A partir de esta definición se prepara una carta pensada para treinta cubiertos en donde se busca que la gente disfrute de cada momento en tres menús degustación de cinco pasos; en donde la carta se abre en siete platos principales, cuatro entradas y cuatro postres, además de una selección de vinos con más de ochenta etiquetas acordes a la comida.
Almanza creció de la mano “del boca en boca” al punto de que muchos ya lo conocen como “el lugar de Martín Baquero” y la mayoría llega por recomendación, en general una franja de personas de treinta años en adelante, que buscan una buena relación entre precio y calidad. Martín no sólo les garantiza eso, sino que se ocupará personalmente de atender a cada cliente: “Estoy en todos los detalles, levanto pedidos, paso por las mesas, los despido; hay un vínculo con cada persona al punto de que algunos que ni siquiera miran la carta, me preguntan directamente qué comer”. En un momento en que las ofertas gastronómicas en Buenos Aires parecen haber estallado de una manera vertiginosa, Baquero se atreve a decir que en la ciudad existen solamente quince lugares para ir a comer y, acostumbrados como estamos a ir a “Puerto Madero” o a “Las Cañitas”, el razonamiento del chef cobra sentido: son pocos los lugares que realmente se recuerden por su nombre y Almanza es uno de ellos.
Posiblemente uno de sus secretos esté en las olvidadas recetas de antaño, en esa mística de la cocina casera que parece perdida: “Hacemos unos ravioles con borraja, una acelga rústica italiana, dónde la idea es rememorar a la abuela, y ahora que se termina el invierno una sopa de ortigas muy buena”, cuenta Martín, mientras detalla que también en la carta hay trillas, sardinas, pulpitos, mejillones, langostinos, codorniz, cordero, pato, entre otras delicias. “Con un buena materia prima y una buena cocción tenemos un producto final de primera calidad”, remata.
Primavera en Almanza. El menú cambia con las estaciones y para este mes de octubre Baquero recomienda su ensalada de pulpo, langostinos y mejillones con palta, papa y ají mirasol. Entre la pesca, la corvina negra con maíz blanco y los calamaretis salteados y para postre, la degustación de manzanas con helado de eucaliptos. “Cuando me preguntan cuál es el plato de la casa yo tengo que decir que son todos, porque estoy pensando en cada comensal y en todo lo que ofrecemos”, cuenta.
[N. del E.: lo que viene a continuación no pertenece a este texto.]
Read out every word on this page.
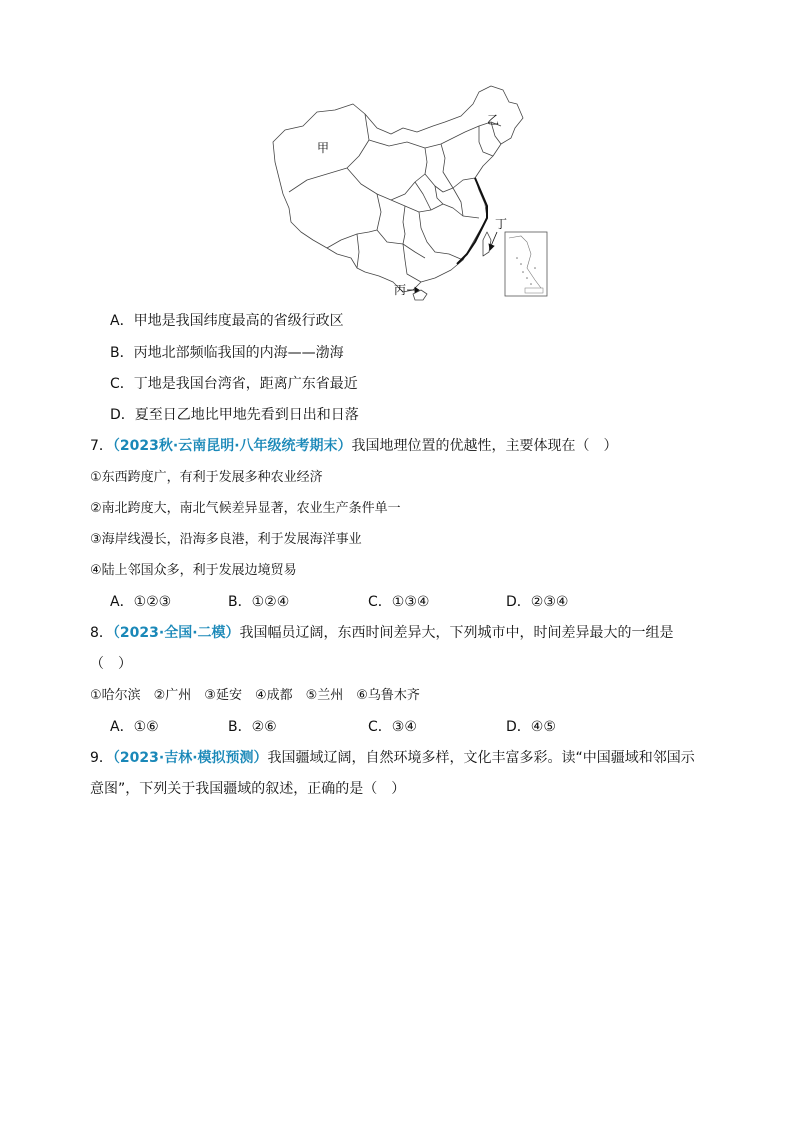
甲
乙
丙
丁
A．甲地是我国纬度最高的省级行政区
B．丙地北部频临我国的内海——渤海
C．丁地是我国台湾省，距离广东省最近
D．夏至日乙地比甲地先看到日出和日落
7．（2023秋·云南昆明·八年级统考期末）我国地理位置的优越性，主要体现在（　）
①东西跨度广，有利于发展多种农业经济
②南北跨度大，南北气候差异显著，农业生产条件单一
③海岸线漫长，沿海多良港，利于发展海洋事业
④陆上邻国众多，利于发展边境贸易
A．①②③	B．①②④	C．①③④	D．②③④
8．（2023·全国·二模）我国幅员辽阔，东西时间差异大，下列城市中，时间差异最大的一组是
（　）
①哈尔滨　②广州　③延安　④成都　⑤兰州　⑥乌鲁木齐
A．①⑥	B．②⑥	C．③④	D．④⑤
9．（2023·吉林·模拟预测）我国疆域辽阔，自然环境多样，文化丰富多彩。读“中国疆域和邻国示
意图”，下列关于我国疆域的叙述，正确的是（　）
Las pastas son otra de las especialidades del lugar, un poco haciéndole honor a sus influencias italianas y se pueden encontrar tres variedades: los cannoli de novillo cocinado a fuego lento; los vermicelli con mejillones y almejas, y los gnocchis de sardi, sicilianos y chiquititos, que vienen con radiquio rosso y un suave pesto. Baquero aclara que ninguno de estos platos sale con queso aparte “porque no tiene nada que ver con lo que ofrecemos”. (nota: háganle caso, el chef sabe bien lo que dice).
Los postres están claramente determinados: hay un postre cítrico, un postre de chocolate, una crème brûlée de bergamota y una tarija de limón. Todo pensado para cada gusto.
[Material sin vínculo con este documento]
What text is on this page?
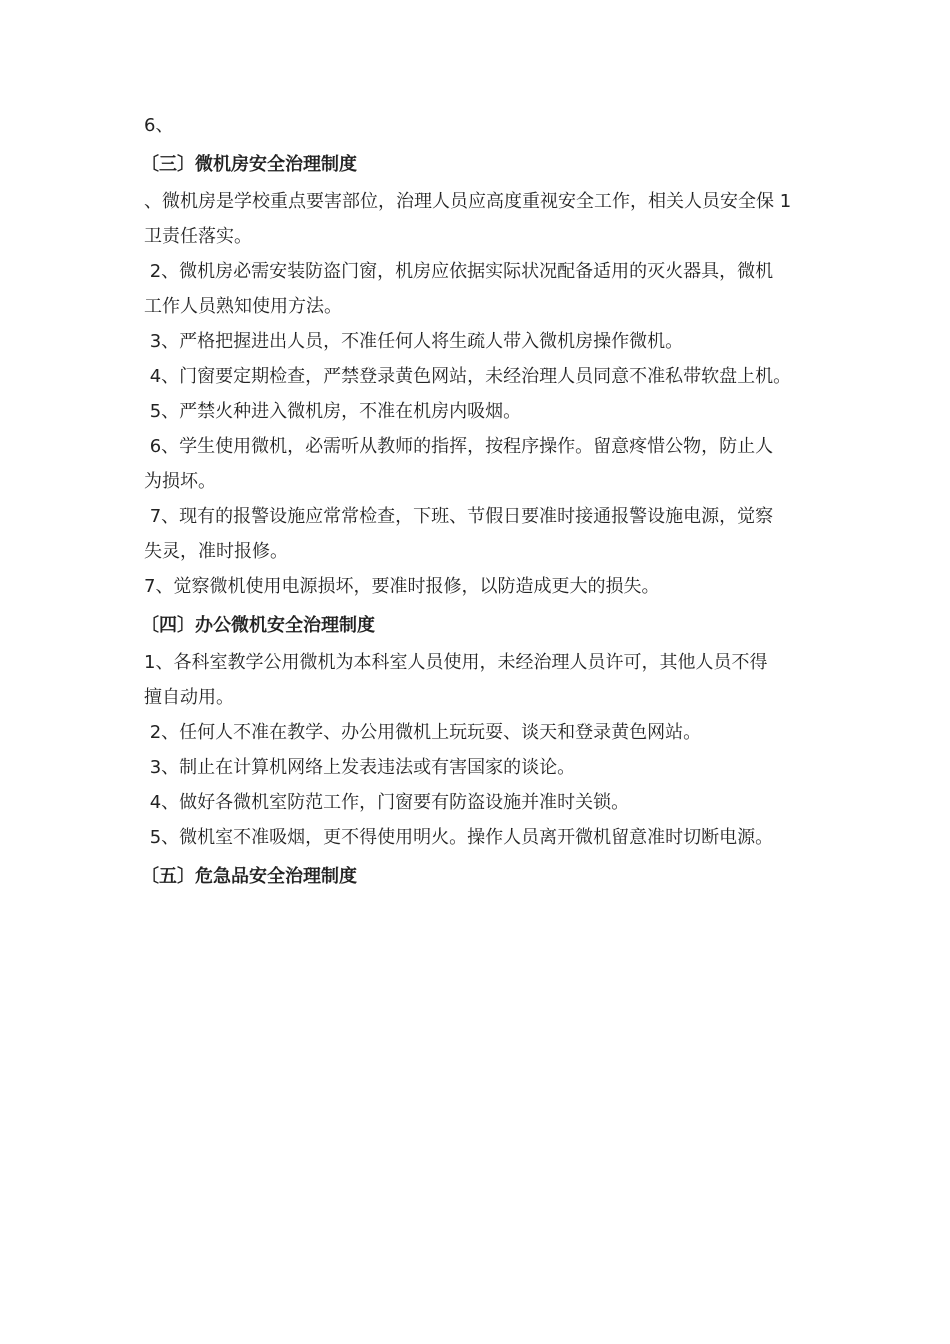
6、

〔三〕微机房安全治理制度

、微机房是学校重点要害部位，治理人员应高度重视安全工作，相关人员安全保 1

卫责任落实。

2、微机房必需安装防盗门窗，机房应依据实际状况配备适用的灭火器具，微机

工作人员熟知使用方法。

3、严格把握进出人员，不准任何人将生疏人带入微机房操作微机。

4、门窗要定期检查，严禁登录黄色网站，未经治理人员同意不准私带软盘上机。

5、严禁火种进入微机房，不准在机房内吸烟。

6、学生使用微机，必需听从教师的指挥，按程序操作。留意疼惜公物，防止人

为损坏。

7、现有的报警设施应常常检查，下班、节假日要准时接通报警设施电源，觉察

失灵，准时报修。

7、觉察微机使用电源损坏，要准时报修，以防造成更大的损失。

〔四〕办公微机安全治理制度

1、各科室教学公用微机为本科室人员使用，未经治理人员许可，其他人员不得

擅自动用。

2、任何人不准在教学、办公用微机上玩玩耍、谈天和登录黄色网站。

3、制止在计算机网络上发表违法或有害国家的谈论。

4、做好各微机室防范工作，门窗要有防盗设施并准时关锁。

5、微机室不准吸烟，更不得使用明火。操作人员离开微机留意准时切断电源。

〔五〕危急品安全治理制度
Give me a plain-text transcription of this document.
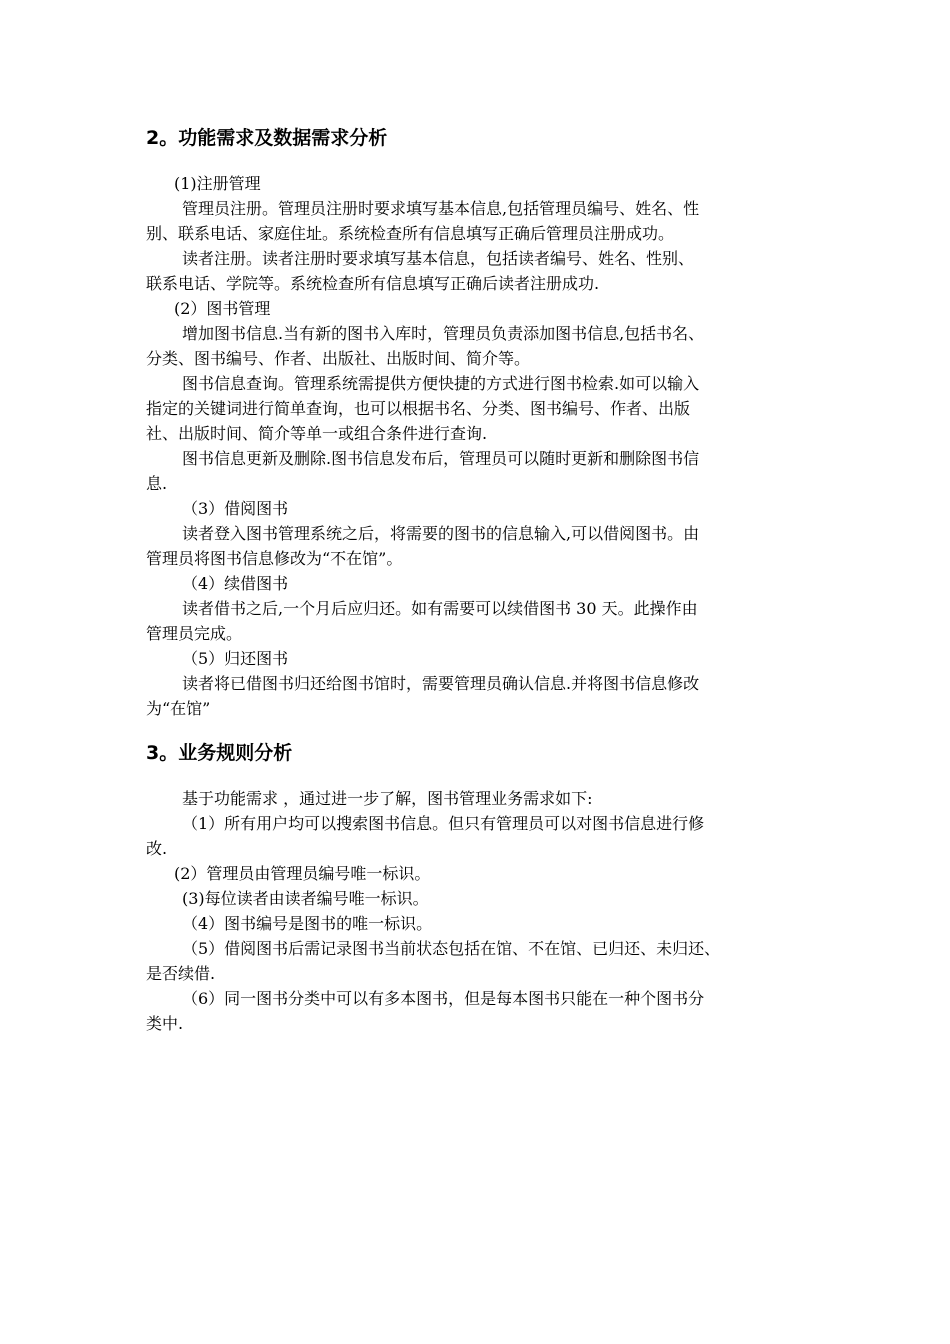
2。功能需求及数据需求分析
(1)注册管理
管理员注册。管理员注册时要求填写基本信息,包括管理员编号、姓名、性
别、联系电话、家庭住址。系统检查所有信息填写正确后管理员注册成功。
读者注册。读者注册时要求填写基本信息，包括读者编号、姓名、性别、
联系电话、学院等。系统检查所有信息填写正确后读者注册成功.
(2）图书管理
增加图书信息.当有新的图书入库时，管理员负责添加图书信息,包括书名、
分类、图书编号、作者、出版社、出版时间、简介等。
图书信息查询。管理系统需提供方便快捷的方式进行图书检索.如可以输入
指定的关键词进行简单查询，也可以根据书名、分类、图书编号、作者、出版
社、出版时间、简介等单一或组合条件进行查询.
图书信息更新及删除.图书信息发布后，管理员可以随时更新和删除图书信
息.
（3）借阅图书
读者登入图书管理系统之后，将需要的图书的信息输入,可以借阅图书。由
管理员将图书信息修改为“不在馆”。
（4）续借图书
读者借书之后,一个月后应归还。如有需要可以续借图书 30 天。此操作由
管理员完成。
（5）归还图书
读者将已借图书归还给图书馆时，需要管理员确认信息.并将图书信息修改
为“在馆”
3。业务规则分析
基于功能需求 ，通过进一步了解，图书管理业务需求如下:
（1）所有用户均可以搜索图书信息。但只有管理员可以对图书信息进行修
改.
(2）管理员由管理员编号唯一标识。
(3)每位读者由读者编号唯一标识。
（4）图书编号是图书的唯一标识。
（5）借阅图书后需记录图书当前状态包括在馆、不在馆、已归还、未归还、
是否续借.
（6）同一图书分类中可以有多本图书，但是每本图书只能在一种个图书分
类中.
Baquero es conciente de que no todos conocen el tipo de comida que ofrece y está siempre dispuesto a que la gente no sólo pase un buen momento y disfrute, sino que pueda apreciar lo que le están sirviendo. “Si llega una mesa que nunca vino, ni sabe de nuestra carta, le sacamos todos los platos compartidos para que puedan conocer lo que hacemos y se vayan contentos”, explica y agrega que “todo tiene una coherencia, yo quiero que me digas que comiste bien no cuando te fuiste, sino la próxima vez que vengas”.
Almanza es un lugar discreto, con vajillas y cristalería de calidad, música italiana o francesa, pero en donde lo que prima es el buen comer, el acento está puesto en la cocina. Sí, está en Charcas y Godoy Cruz, entre el furor y las afueras del Palermo más gastronómico, pero el lugar ya no importa, porque a Almanza se va a comer, y a comer bien.